Впрочем, приятели и не думали этим огорчаться. Они на это едва обращали внимание. Пока тело боролось с некоторыми кознями вещества, душа была сплошным благородством и ясностью. Она питала безоговорочное дружелюбие ко всему существующему и поощрительное сочувствие ко многому возможному.

— Никогда еще я не понимал так ясно, как сейчас, — сказал Брудье, — слова мудреца: «Под углом вечности» — и никогда еще я так победоносно не проделывал опыта быть вечным.

Машины катились без малейшего признака опьянения. Вино, которое пьет человек, не проникает в машину. Машина пьяного человека едет прямо; и машины двух пьяных людей едут параллельно.

— Помнишь ли ты, — сказал Бенэн, — все те разы, когда мы чувствовали, насколько мы необходимы друг другу для этого опыта вечности?

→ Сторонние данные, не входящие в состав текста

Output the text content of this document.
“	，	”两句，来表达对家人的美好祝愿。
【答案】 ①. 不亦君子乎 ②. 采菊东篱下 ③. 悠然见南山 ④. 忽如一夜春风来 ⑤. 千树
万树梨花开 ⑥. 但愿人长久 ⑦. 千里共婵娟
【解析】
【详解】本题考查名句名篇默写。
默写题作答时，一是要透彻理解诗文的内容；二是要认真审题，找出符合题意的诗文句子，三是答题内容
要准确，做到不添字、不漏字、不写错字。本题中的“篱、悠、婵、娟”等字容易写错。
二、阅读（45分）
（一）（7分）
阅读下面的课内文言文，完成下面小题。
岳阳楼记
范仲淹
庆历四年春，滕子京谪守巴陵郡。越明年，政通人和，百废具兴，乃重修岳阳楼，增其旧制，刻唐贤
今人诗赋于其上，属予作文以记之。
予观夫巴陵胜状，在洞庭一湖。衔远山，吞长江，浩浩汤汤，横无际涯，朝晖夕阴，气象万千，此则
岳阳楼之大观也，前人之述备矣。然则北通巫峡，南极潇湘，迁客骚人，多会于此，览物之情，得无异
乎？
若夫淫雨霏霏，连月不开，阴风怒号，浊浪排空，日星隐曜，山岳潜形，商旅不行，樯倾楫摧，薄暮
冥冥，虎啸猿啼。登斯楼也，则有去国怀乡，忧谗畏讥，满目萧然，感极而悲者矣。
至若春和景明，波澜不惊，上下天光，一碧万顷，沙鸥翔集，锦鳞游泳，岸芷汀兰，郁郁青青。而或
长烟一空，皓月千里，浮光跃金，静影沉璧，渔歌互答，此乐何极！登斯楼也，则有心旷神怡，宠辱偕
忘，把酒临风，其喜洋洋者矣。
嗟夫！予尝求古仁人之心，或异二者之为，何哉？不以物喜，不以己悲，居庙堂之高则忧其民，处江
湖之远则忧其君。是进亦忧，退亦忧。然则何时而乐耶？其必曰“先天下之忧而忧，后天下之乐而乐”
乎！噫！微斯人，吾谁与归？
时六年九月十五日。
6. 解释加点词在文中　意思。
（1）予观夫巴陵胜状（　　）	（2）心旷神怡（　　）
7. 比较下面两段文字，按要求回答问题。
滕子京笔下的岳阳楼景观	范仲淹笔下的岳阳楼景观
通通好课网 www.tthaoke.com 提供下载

— Да, ты прав. Будь я один, я знаю, было бы не то. Между нами — словно алтарный камень. Я хочу сказать, что когда ты тут, у меня величайшие гарантии. Я мямлю, но у меня ужасная потребность высказаться. Никто не знает, что такое дружба. Про нее говорили только вздор. Когда я один, у меня никогда не бывает той уверенности, что сейчас. Я боюсь смерти. Все мое мужество перед миром кончается просто вызовом. А сейчас я спокоен. Мы двое, вот как сейчас, на машинах, на этой дороге, при этом солнце, с этой душой, это оправдывает все, утешает меня во всем. Будь у меня в жизни только это, я бы не счел ее ни бесцельной, ни даже преходящей. И будь в мире, в этот миг, только это, я счел бы, что в мире есть и добро, и бог.

— Помнишь ты, — сказал Бенэн, — другие разы, такие, как этот? Мне вдруг вспомнился кульминационный пункт одного грандиозного шатания, прошлый год. Помню, как мы с тобой тащились рядом часа в два дня и пришли на перекресток. Это был квартал из тех, которые мы так любим, обширный, печальный и мощный, где нет ничего кажущегося, где все существует подлинно и сосредоточенно, где самые тайные силы вселенной движутся на виду у всех, потому что никто их не подсматривает. Знаешь? Дома не очень высокие, неправильные, фабричные трубы, большая стена без окон и без афиш, красный кабачок под меблированными комнатами, а главное — какое-то вечное присутствие, несмолкаемое дыхание, гул, подобный горизонту. Я помню, старина Брудье, ты сказал: «Я счастлив!» Мы позавтракали во втором этаже низенького трактирчика. Мы выпили кофе за два су в одном баре и коньяку за два су в другом баре. Больше нам ничего не было нужно; больше мы ни на что не надеялись. И наше счастье было в таком равновесии, что ничто не могло его повалить. Какое великолепное наслаждение! Когда сын человеческий познает хотя бы один только день этой полноты, он ничего не может возразить против своей судьбы.